When people think of love, they’ll often think of one person. They’ll imagine hands being held, affection being displayed publicly, and dinners being served amid candle lighting and Miguel ballads played off in the background.
Even if you’ve never been in love before, you probably still have an idea of love – an impression of love – one that, at the very least, is advanced through romance films and Drizzy bars (until we all feel as forlorn as possible on Valentine’s Day).
Love is telling your boys you’ll “catch them later,” only to dip out with your one. Love is about emoji hearts being tweeted, throughout the day, for no apparent reason. Love is waking up next to the one you, well, love. Most of the times, love is about her.
Lust, on the other hand, is about falling asleep next to the one you wanted. See, lust is about you, it’s selfish like that. When I think of lust, I imagine hands sliding down, first, and then up.
I think about Ubers receipts from after 3 am that I don’t remember taking. I think of 112 playing from my iPhone speakers because sh*t got hot too quick to find some real speakers.
Unlike love, however, lust requires no “chemical state of mind,” or even a special connection with someone else, for that matter.
Lust is primal; love is romantic. People who have been both in love and lust can often distinguish between the two more clearly than those who haven’t.
Once you truly fall in love, it’s like buying your first pair of Jordan IIIs or test driving a luxury car for the first time. Afterward, you just feel different.
Once you get a taste of how love really feels, suddenly, everything short of it just seems to pale in comparison. To the romantic, there’s no mistaking love for lust, or vice versa.
Still, while impressions and concepts of love and lust might differ from one person’s mind to the next – it’s usually less apparent how these two systems can be distinguished within each mind, itself.
As alluded to earlier, there are typically behavioral differences that accompany both love and lust, respectively, but do these behavioral (and emotional) differences stem from a divergence within our neurological systems?
According to one Daily Mail reporter, yes, they do. In line with the data provided from one study, it seems as though lust and love are, in fact, responsible for activating different regions of the brain.
The reporter goes on to say that, while lust is associated with the area of the brain responsible for pleasure, love is linked with the neural region involved with providing meaning for pleasure.
Gena Kaufman expanded on these findings through a piece for Glamour magazine, highlighting one study in particular, which consisted of 20 sub-studies analyzing the different parts of the brain triggered by sex and love.
For much of the experimental data obtained in the provided research, Kaufman explains that test subjects were rigged to brain scans, before viewing “erotic photos, photos of significant others, food and other pleasure triggers.”
The majority of the data showed a shared focus on the striatum, which is located on the side of the brain.
According to the brain scan images, the striatum is central to both emotions of love and lust. With that being said, the specific regions of the striatum activated by each of these emotions varies – and so do their effects.

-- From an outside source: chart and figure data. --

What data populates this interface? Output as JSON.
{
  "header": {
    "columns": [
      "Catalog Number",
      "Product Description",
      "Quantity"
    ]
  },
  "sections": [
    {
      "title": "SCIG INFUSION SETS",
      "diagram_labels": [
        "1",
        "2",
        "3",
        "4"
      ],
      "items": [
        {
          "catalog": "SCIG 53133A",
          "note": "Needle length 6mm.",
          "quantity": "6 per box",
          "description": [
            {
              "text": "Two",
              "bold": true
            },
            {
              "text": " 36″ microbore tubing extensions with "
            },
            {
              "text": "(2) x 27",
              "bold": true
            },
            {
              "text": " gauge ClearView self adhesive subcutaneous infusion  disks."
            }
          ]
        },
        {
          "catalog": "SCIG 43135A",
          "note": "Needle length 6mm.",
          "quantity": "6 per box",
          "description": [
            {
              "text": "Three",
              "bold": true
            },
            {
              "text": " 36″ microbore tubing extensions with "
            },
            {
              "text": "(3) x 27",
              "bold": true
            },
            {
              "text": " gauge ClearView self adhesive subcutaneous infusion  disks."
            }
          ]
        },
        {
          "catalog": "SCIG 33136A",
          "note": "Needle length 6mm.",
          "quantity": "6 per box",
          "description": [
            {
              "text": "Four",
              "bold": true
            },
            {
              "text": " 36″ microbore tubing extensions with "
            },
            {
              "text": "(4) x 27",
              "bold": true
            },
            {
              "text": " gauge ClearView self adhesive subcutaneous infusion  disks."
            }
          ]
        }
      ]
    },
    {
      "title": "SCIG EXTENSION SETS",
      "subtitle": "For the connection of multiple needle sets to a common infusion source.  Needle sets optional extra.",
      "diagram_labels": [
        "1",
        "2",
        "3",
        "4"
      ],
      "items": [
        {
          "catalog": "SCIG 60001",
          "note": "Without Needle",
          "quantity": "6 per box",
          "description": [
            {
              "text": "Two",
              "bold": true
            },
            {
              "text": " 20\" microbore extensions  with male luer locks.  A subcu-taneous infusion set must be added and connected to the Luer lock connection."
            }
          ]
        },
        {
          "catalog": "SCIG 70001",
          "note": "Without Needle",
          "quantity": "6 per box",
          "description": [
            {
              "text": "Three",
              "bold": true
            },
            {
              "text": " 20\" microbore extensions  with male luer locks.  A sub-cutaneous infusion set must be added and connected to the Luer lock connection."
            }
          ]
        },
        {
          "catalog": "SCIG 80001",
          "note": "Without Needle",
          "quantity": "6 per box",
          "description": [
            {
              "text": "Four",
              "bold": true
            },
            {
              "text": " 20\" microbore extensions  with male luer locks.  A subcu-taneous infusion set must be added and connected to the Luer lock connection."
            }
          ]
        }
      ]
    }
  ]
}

In keeping with Jim Pfaus, the study's coauthor and a psychology professor at Concordia University at Montreal, while these two systems are distinct in their specific activation sites, they’re still related within the bigger brain-picture.
"We didn't know what to expect,” Pfaus explained, regarding the experimental subject matter. “The two could have ended up being completely separate. It turns out that love and desire activate specific but related areas in the brain."
As it turns out, it seems that lust – which is generally considered the desire for sexual pleasure – activates the part of the striatum, “that responds not just to pleasures of the flesh, but also to those of food.”
Love, on the other hand, is associated with a different part of the striatum involved with the formation and maintenance of habits.
This, in the mind of some, might provide ample evidence to rule out the idea of “love at first sight.” As told by Kaufman, with reference to the idea of love at first sight – “it’s desire, which may turn into love like a habit formed over time.”
Pfaus adding how, "love is actually a habit that is formed from sexual desire as desire” – but only when it goes rewarded. He went on to explain how love, "works the same way in the brain as when people become addicted to drugs."
In other words, if there is no compensation – no high, so to speak, returned in exchange for the emotion invested – that desire rarely will make the leap to love. In the case of love and lust, many times this “high” can be the feeling of being loved in return, or simply being given attention.
This notion of the habituation of love is an important one, as described by Kaufman, and a positive one for the brain – in contrast to drug addiction and other debilitating habits. “The brain mechanisms associated with that process involve monogamy and activate the need to defend your lover or children.”
This is why love lasts longer than lust, it’s why love – or lost love, rather – keeps you on the couch for months or longer, after heartbreak. With lust, it’s rarely ever that permanent. Unless you work out some type of “friends with benefits,” deal, which, good luck with that.
Sometimes it’s better to take a lesson from our striatum, and keep ‘em separated.